I took my time filling up the bucket and slowly walking back. The hooker gave me a smile as I passed her, but she didn’t ask if I wanted anything. Probably off the clock, or maybe I didn’t look like the hooker type. She was right, but still, a man liked to be asked at least.

I paused outside the door. Hartley had been surprisingly together for a girl who was just nearly raped, but there had to be something beneath that hard exterior. I pressed my ear against the door and waited a second.

Sure enough, there it was, the soft sound of someone crying. I frowned and had the urge to get in there and comfort her, but I was just another strange man. Right now, she needed a second to herself to process what had almost happened to her.

And so I leaned up against the wall outside the door and crossed my arms.

It’d been a long time since I’d had anything to do with the Dixie Mafia, but I wasn’t a stranger to those fucking bastards.
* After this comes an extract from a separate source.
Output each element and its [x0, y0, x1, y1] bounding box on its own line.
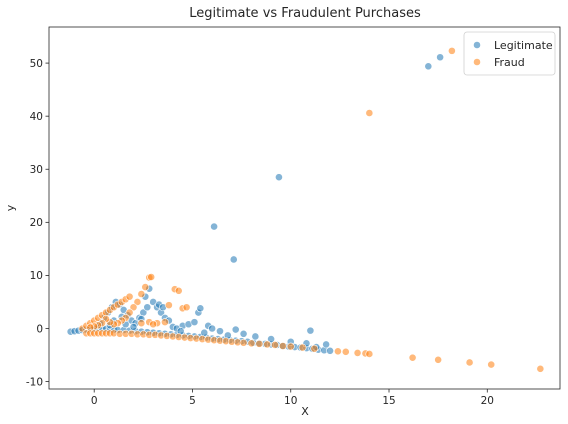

I remembered clear as day the last job I did for them, the job that pushed me away from a life of petty crime and helped make me want to enlist in the military.

I was just an idiot kid back then, didn’t know shit about the world, didn’t understand a damn fucking thing. I thought the only things in the world worth owning were large trucks and lots of land. My family had the land, or at least some of it, though they mostly just grew weed and raised chickens.